13 Ainsi, ce ne serait qu’en cas de force majeure ou s’il s’est fié de bonne foi à l’avis d’un tiers qu’il était en droit de tenir pour suffisamment expert en la matière qu’un administrateur pourra établir à suffisance qu’il ne peut être tenu pour responsable du manquement, de la part de l’établissement, à l’obligation de notification pesant sur ce dernier. Il s’agirait, selon la juridiction de renvoi, de circonstances à tel point exceptionnelles que, dans la grande majorité des cas où
l’établissement ne s’est pas acquitté de son obligation de notification ou ne s’en est pas acquitté de manière conforme à la loi sur le recouvrement, un administrateur ne pourrait pratiquement pas apporter la preuve requise.

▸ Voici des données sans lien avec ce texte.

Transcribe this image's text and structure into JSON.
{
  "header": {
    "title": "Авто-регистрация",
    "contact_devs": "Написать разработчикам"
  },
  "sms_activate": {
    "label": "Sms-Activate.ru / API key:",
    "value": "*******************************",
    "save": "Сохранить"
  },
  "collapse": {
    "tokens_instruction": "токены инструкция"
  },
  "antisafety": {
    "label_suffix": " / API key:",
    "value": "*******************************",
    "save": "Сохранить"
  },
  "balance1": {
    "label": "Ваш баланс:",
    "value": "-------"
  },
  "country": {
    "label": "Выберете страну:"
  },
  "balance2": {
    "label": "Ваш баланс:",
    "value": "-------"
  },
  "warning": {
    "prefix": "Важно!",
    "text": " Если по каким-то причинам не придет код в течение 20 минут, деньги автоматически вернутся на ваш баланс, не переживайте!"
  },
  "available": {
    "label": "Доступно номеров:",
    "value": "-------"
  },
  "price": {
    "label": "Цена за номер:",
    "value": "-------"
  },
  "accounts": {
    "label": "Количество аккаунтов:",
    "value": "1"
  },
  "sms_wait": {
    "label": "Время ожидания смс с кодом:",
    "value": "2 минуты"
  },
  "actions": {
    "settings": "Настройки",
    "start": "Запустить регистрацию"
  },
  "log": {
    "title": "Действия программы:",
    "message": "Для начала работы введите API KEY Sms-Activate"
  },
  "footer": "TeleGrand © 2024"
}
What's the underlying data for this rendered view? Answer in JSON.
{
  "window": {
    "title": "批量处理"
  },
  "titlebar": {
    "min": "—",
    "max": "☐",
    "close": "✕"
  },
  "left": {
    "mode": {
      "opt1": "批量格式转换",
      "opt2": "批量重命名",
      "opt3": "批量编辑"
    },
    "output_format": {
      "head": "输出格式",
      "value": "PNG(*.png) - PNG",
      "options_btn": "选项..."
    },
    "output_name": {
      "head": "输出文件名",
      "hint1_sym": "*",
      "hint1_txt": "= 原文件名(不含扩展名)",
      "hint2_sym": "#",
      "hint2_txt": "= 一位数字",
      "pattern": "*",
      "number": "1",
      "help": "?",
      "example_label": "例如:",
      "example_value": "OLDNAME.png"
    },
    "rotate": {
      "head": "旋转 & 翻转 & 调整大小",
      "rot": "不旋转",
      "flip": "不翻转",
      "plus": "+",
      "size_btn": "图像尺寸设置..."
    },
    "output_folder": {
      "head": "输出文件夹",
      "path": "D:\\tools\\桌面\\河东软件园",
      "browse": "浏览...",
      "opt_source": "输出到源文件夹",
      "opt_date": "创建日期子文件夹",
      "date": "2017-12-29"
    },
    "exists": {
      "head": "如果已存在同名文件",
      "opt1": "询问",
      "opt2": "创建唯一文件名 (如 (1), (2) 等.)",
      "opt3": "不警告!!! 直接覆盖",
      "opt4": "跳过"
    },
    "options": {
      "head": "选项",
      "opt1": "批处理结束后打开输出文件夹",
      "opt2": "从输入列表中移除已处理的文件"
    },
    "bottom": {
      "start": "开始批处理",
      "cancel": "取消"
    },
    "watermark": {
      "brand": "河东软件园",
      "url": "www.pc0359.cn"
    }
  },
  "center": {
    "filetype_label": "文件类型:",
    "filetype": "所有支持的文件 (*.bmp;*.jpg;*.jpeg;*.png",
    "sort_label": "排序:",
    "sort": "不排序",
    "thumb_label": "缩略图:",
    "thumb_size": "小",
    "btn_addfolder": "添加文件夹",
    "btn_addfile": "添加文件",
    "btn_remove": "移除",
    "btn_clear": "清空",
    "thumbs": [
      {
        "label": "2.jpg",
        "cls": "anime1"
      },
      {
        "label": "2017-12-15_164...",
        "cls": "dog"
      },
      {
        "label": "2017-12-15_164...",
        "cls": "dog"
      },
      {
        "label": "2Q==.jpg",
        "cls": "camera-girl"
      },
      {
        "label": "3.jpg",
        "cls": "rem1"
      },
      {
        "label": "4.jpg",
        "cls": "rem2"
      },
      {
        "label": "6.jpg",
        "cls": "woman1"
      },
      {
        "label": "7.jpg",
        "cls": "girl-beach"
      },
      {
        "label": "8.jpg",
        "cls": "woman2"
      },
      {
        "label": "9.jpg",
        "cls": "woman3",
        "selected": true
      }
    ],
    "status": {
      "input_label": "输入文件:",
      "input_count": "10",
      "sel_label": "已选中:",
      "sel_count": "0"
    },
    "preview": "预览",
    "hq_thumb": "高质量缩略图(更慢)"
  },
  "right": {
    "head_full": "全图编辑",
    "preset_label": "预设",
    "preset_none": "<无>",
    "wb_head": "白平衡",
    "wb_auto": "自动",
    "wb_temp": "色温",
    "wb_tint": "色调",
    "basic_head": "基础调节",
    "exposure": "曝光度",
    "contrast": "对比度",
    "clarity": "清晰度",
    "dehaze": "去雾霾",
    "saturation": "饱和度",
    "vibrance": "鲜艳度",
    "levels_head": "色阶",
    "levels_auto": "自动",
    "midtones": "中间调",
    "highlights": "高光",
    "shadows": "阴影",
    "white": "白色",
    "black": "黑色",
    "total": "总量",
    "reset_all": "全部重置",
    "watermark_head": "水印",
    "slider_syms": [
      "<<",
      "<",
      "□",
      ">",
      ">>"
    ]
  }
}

14 Selon cette juridiction, ce mécanisme de responsabilité solidaire relève du champ d’application de l’article 273 de la directive 2006/112. Ladite juridiction rappelle, en outre, qu’un système de responsabilité sans faute va, en principe, au-delà de ce qui est nécessaire pour préserver les droits du Trésor public et qu’un tel système méconnaît ainsi le principe de proportionnalité, tel que consacré en droit de l’Union. Ce principe serait, en tout état de cause, méconnu si la personne non fautive
tenue pour responsable du paiement de taxes est totalement étrangère aux agissements du redevable, sur lesquels elle n’a aucune influence. Toutefois, dès lors qu’il exerce au moins une certaine influence sur les actions ou omissions de l’établissement redevable de la taxe, l’administrateur ne saurait être considéré comme une personne qui y est totalement étrangère. La question serait donc de savoir si ces éléments suffisent pour conclure qu’une responsabilité quasiment sans faute de
l’administrateur d’un établissement qui n’a pas dûment notifié son incapacité de paiement de la taxe sur le chiffre d’affaires est compatible avec le principe de proportionnalité, tel que consacré en droit de l’Union.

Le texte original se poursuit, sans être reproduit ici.